Bits set

[Auscoder]

Hi folks,

Just wondering if there is a better/tricker/hidden/black book approach to testing if some bit combo is set. I am trying to replace a cases of multiple compares against word variables in my code. So I planned to change to use a 32bit var to hold bits as flags for various state, like (0)enabled, (1)visible, (2)etc, and have them enumerated as such. I need all 32 bits and the code is a little bit generic so using longs.

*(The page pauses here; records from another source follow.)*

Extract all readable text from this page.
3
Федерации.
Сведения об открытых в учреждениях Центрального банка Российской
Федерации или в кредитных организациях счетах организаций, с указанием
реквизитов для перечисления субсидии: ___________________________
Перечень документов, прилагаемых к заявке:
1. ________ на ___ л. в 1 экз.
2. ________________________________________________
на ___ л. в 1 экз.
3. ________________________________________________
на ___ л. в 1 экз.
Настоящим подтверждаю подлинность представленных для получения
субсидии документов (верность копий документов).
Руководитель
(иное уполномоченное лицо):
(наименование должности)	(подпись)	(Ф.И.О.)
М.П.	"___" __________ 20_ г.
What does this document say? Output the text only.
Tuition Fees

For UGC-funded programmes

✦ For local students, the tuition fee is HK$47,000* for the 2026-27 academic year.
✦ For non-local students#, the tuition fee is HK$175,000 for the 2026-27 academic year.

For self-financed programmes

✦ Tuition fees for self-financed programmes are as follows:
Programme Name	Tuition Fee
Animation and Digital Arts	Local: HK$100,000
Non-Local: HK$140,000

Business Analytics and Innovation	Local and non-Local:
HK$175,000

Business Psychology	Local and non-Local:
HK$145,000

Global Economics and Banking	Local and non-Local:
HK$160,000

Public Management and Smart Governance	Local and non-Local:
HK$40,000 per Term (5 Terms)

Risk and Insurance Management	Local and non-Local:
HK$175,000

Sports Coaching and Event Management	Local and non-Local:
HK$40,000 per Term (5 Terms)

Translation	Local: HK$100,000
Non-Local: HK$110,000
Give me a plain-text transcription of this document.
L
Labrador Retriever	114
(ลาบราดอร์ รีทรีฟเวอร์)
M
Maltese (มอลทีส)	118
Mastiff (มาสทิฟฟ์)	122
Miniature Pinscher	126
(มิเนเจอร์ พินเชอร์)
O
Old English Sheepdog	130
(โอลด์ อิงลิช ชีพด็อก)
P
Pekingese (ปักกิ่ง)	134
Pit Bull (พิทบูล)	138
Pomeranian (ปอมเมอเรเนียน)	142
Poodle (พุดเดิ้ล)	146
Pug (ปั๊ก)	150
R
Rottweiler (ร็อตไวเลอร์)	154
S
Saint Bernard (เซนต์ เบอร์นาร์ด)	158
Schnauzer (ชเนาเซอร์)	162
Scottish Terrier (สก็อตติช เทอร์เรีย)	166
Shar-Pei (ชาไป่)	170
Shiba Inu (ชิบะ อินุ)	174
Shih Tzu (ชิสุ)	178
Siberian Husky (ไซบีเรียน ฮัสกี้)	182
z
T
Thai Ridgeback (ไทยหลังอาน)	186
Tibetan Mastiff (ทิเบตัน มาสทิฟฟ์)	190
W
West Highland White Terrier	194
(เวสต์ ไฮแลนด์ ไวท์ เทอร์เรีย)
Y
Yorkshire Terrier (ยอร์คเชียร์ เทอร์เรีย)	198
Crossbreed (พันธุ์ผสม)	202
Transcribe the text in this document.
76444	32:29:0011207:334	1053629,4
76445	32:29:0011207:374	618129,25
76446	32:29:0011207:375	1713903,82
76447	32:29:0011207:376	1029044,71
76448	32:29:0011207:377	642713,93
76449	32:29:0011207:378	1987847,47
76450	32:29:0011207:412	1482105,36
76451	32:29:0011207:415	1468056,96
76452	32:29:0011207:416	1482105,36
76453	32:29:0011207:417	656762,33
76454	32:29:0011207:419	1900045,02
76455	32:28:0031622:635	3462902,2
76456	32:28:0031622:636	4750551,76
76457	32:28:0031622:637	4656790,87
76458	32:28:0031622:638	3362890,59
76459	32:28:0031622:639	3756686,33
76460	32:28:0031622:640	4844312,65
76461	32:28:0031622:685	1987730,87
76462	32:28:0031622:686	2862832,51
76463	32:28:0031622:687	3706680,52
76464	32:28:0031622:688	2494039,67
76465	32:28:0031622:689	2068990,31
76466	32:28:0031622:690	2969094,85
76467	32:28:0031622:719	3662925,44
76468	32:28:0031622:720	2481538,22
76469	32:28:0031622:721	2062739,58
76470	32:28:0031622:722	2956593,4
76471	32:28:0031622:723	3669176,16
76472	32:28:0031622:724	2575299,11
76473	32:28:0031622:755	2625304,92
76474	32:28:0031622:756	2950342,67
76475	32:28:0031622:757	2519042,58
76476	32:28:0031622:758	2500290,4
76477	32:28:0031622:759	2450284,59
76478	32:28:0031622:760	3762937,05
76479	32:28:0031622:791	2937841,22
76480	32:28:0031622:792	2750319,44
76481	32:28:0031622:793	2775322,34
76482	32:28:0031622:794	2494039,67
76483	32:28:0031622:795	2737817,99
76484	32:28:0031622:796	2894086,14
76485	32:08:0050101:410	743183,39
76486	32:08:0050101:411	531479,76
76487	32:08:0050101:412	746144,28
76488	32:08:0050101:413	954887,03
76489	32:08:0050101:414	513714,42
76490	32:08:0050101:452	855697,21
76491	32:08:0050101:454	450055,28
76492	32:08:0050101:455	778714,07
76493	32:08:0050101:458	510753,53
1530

Old code had - Stuff like this just for example...

Code:

cmp.b #1,obj_visible(ax)
bne .exit
cmp.b #1,obj_enabled(ax)
bne .exit
; update and draw

Most often I need to test only one state (say enabled), sometimes I have 2 like listed here (enabled and visible), and sometimes more. It seems in cases of only 1 & 2 tests, its faster to wear the individual compare costs, and 3 or more tests use the following. But can it be faster?

The

Code:

cmp.l #(1<<0)|(1<<1),d0

just pushes cycle count too high for regular usage.

Code:

        ; Test bit flags
        ;moveq.l #0,d0 ; No bits are set (works)
        ;move.l #(1<<0),d0 ; Set bit 0 (works)
        ;move.l #(1<<1),d0 ; Set bit 1 (works)
        ;move.l #(1<<0)|(1<<1),d0 ; Set bit 0 and 1 (works)
        move.l #(1<<0)|(1<<1)|(1<<2),d0 ; Set bit 0 and 1 and 2 (works)

        ; Test if these bits 0 and 1 are set
        andi.l #(1<<0)|(1<<1),d0
        cmp.l #(1<<0)|(1<<1),d0
        sub.l #(1<<0)|(1<<1),d0 ; replace cmp.l with sub.l saves 8 cycles. Making it slightly faster than two individual compares.
        beq .theseBitsAreSet
        
        ; Both bits are not set
        move.l #-100,d0
        rts

.theseBitsAreSet
        move.l #100,d0
        rts

[ross]

In your specific case (3 bits), could be as simple as:

Code:

    btst    d0,#%11111110
    bne     .theseBitsAreSet
        
    ; bits 1 or 2 or 3 are not set
    move.l #-100,d0
    rts

.theseBitsAreSet
    move.l #100,d0
    rts

It can be extended up to 5 bits using a register instead of a constant, but beyond that you have to complicate the code a bit.

[meynaf]

For your first example, you can just have these two bits in same byte.
And instead of having to check if these are both set, compare them with 0 by reversing their meaning :

Code:

 tst.b obj_state(ax)
 bne .exit

Generally, it's easier to check for 0 than check for 1 so reverse them where you can.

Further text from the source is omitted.